Сима двинулся в Питер, поступать для стажа на «Красный треугольник». Канцеров вскружил ему голову рассказами о житомирянине Акиме Волынском, как тот стал центром питерского декадентского круга и написал о Леонардо, создав фундамент, на котором выстроили «Италию сердца» и Мережковский, его современник, соперник и неверный друг, и позднее — Муратов. И хотя в двадцать восьмом Волынского уже не было в Питере, потому что не было в живых, и хотя уже затонул сумасшедший корабль «Дома искусств», тем не менее ученье в Ленинграде стало для Симы первоэлементом профессии.
Жалко, быстро оборвалась лафа из-за Лерочкиных капризов. Она так кокетничала в Киеве со сверстниками и с сокурсниками, что пришлось бросить Питер, ехать в Киев и предлагать брак. Лерочка для романа по переписке была не приспособлена. Сима стал отцом семьи и мужем в девятнадцать лет. И конечно, доказала жизнь, правильно сделал.
А в те четыре года, что прожил в Питере, Сима все же поучился в Академии художеств. И летал туда на крыльях по четной, солнечной стороне Невского, где исстари были дорогие магазины. Там еще оставалось много зеркальных стекол в витринах. Лопнули они позже, в блокаду. А тогда, в тридцатом, Сима еще бежал и видел в полный рост себя. Хотя памятных Ираиде медных ручек на дверях больше не было: их поснимали, реквизируя медь для Волховстроя.
Отстоит смену на галошном заводе, отсидит лекции в академии, поздно вечером — в книжную лавку. Исключительно благодаря знакомству с Ираидой. Это она похлопотала, чтобы Симу взяли на работу книгоношей. Книжники в те годы проводили все время на помойках. В двадцатые годы книги шли на растопку, но книжники их подбирали, сортировали и носили прицельно по клиентам.
Ираида и хотела бы держать его при себе, да сознавала, до чего богатое у него сейчас формирующее время. Пусть же читает все, бывает всюду, слушает, даже не понимая. Питает глаз и мозг.
И точно, Сима многое не понял, но напечатлел на пергаменте памяти.
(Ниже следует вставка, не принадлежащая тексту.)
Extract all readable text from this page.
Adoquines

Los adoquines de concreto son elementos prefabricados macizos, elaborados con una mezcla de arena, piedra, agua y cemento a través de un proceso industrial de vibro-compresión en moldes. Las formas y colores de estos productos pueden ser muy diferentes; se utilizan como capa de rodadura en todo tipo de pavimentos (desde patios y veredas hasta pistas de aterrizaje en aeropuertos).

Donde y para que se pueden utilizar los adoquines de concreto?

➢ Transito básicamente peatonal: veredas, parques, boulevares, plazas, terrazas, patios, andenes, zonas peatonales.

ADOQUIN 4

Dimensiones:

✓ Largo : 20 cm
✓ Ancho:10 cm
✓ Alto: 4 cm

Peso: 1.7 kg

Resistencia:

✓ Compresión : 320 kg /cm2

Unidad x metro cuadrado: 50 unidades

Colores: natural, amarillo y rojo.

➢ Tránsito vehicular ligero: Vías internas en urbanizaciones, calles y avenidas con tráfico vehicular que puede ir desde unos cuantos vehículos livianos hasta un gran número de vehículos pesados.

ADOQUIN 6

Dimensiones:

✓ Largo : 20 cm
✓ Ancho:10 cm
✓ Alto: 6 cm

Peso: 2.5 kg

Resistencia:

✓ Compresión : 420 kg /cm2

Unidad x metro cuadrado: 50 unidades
Успел посмотреть то, что вывезли и продали в начале тридцатых: тициановскую «Венеру перед зеркалом», «Святого Георгия» и «Мадонну Альбу» Рафаэля, многие вещи Рубенса, Рембрандта, Веласкеса, Шардена, Ватто.
Глянул — и все. После этого никогда уже после. Точно так же было в первый поход в Музей западной живописи. Импрессионисты, кубисты и фовисты, реквизированные после революции у Щукина и Морозова, очень скоро оказались под арестом, закрыты для публики и в Питере, и в Государственном Московском музее нового западного искусства. И до конца пятидесятых, до смерти Сталина никто не мог видеть в Эрмитаже ни лежавших в запасниках шедевров Моне и Ренуара, ни пастелей Дега, ни пейзажей Сислея и Писсарро, ни холстов Сезанна, Ван Гога и Гогена, ни Вламинка и Пикассо.